After several hours of struggling, I've been unable to solve the following problem
Let $X,Y: (\Omega, \mathcal{S}) \rightarrow (\mathbb{R}, \mathcal{R})$ where $\mathcal{R}$ are the Borel Sets for the Reals. Show that $Y$ is measurable with respect to $\sigma(X) = \{ X^{-1}(B) : B \in \mathcal{R} \}$ if and only if there exists a function $f: \mathbb{R} \rightarrow \mathbb{R}$ such that $Y(\omega) = f(X(\omega))$ for all $\omega \in \Omega$.
Firstly, I am assuming that for $Y$ to be measurable with respect to $\sigma(X)$ means that $\forall B \in \mathcal{R} \quad Y^{-1}(B) \in \sigma(X)$. The text (Probability: Theory and Examples) failed to define the phrase.
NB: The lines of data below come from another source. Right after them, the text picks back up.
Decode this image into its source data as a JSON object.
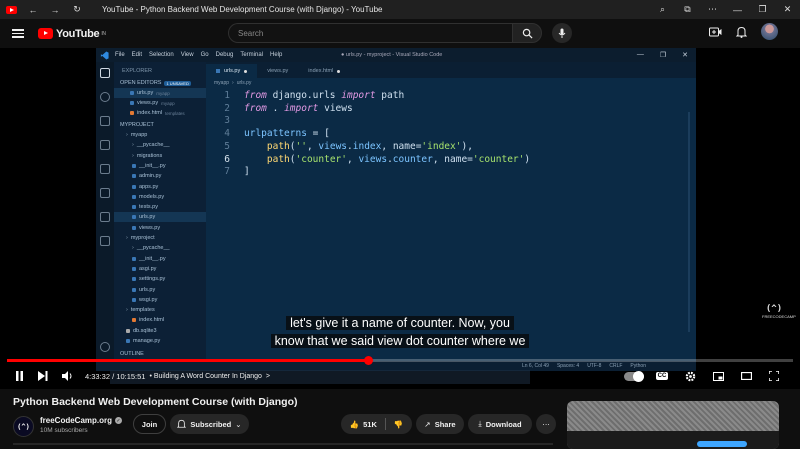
{
  "window": {
    "title": "YouTube - Python Backend Web Development Course (with Django) - YouTube"
  },
  "masthead": {
    "logo_text": "YouTube",
    "logo_superscript": "IN",
    "search_placeholder": "Search"
  },
  "vscode": {
    "menu": [
      "File",
      "Edit",
      "Selection",
      "View",
      "Go",
      "Debug",
      "Terminal",
      "Help"
    ],
    "title": "● urls.py - myproject - Visual Studio Code",
    "tabs": [
      {
        "label": "urls.py",
        "active": true
      },
      {
        "label": "views.py",
        "active": false
      },
      {
        "label": "index.html",
        "active": false
      }
    ],
    "breadcrumbs": [
      "myapp",
      "urls.py"
    ],
    "sidebar": {
      "explorer_label": "EXPLORER",
      "open_editors_label": "OPEN EDITORS",
      "unsaved_badge": "1 UNSAVED",
      "open_editors": [
        {
          "name": "urls.py",
          "folder": "myapp"
        },
        {
          "name": "views.py",
          "folder": "myapp"
        },
        {
          "name": "index.html",
          "folder": "templates"
        }
      ],
      "project_label": "MYPROJECT",
      "tree": [
        "myapp",
        "__pycache__",
        "migrations",
        "__init__.py",
        "admin.py",
        "apps.py",
        "models.py",
        "tests.py",
        "urls.py",
        "views.py",
        "myproject",
        "__pycache__",
        "__init__.py",
        "asgi.py",
        "settings.py",
        "urls.py",
        "wsgi.py",
        "templates",
        "index.html",
        "db.sqlite3",
        "manage.py"
      ],
      "outline_label": "OUTLINE"
    },
    "code_lines": [
      {
        "n": "1",
        "text": "from django.urls import path"
      },
      {
        "n": "2",
        "text": "from . import views"
      },
      {
        "n": "3",
        "text": ""
      },
      {
        "n": "4",
        "text": "urlpatterns = ["
      },
      {
        "n": "5",
        "text": "    path('', views.index, name='index'),"
      },
      {
        "n": "6",
        "text": "    path('counter', views.counter, name='counter')"
      },
      {
        "n": "7",
        "text": "]"
      }
    ],
    "status_items": [
      "Ln 6, Col 49",
      "Spaces: 4",
      "UTF-8",
      "CRLF",
      "Python"
    ]
  },
  "video": {
    "subtitle_lines": [
      "let's give it a name of counter. Now, you",
      "know that we said view dot counter where we"
    ],
    "watermark_label": "FREECODECAMP",
    "watermark_logo": "(^)",
    "progress": 0.459,
    "timecode": "4:33:32 / 10:15:51",
    "chapter": "• Building A Word Counter In Django",
    "chapter_chevron": ">"
  },
  "meta": {
    "title": "Python Backend Web Development Course (with Django)",
    "channel_name": "freeCodeCamp.org",
    "channel_logo": "(^)",
    "subscribers": "10M subscribers",
    "join_label": "Join",
    "subscribed_label": "Subscribed",
    "likes": "51K",
    "share_label": "Share",
    "download_label": "Download"
  }
}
The problem following it begins describing a constructive proof where we split $Y$'s range into segments of increasingly fine granularity ( i.e. $\left [\frac{m}{2^{n}}, \frac{m+1}{2^{n}}\right)$ for each $m \in \mathbb{N}$ ) and define a function between $X$'s range and $Y$'s for each level of granularity ( i.e. by noting that $Y^{-1}\left(\left[\frac{m}{2^{n}}, \frac{m+1}{2^{n}}\right)\right)$ = $X^{-1}(B_{n,m})$ for some $B_{n,m} \in \mathcal{R}$ and defining $f_{n}(x) = \frac{m}{2^{n}}$ when $x \in B_{n,m}$ ), then need to show that $Y$ is equal to this function in the limit.
Unfortunately I can't even make sense of how each of these functions are defined, much less use them. In particular, I don't see how each $x \in \mathbb{R}$ maps to a single $B_{n,m}$, which would mean we would need to define $f_{n}$ via the infimum of all available values. Take the example that $X(\omega) = 0$ for all $\omega$.
As this constructive proof is a separate problem, there must then exist a non-constructive one as well which is perhaps more concise. I have been unable to make any headway in that respect.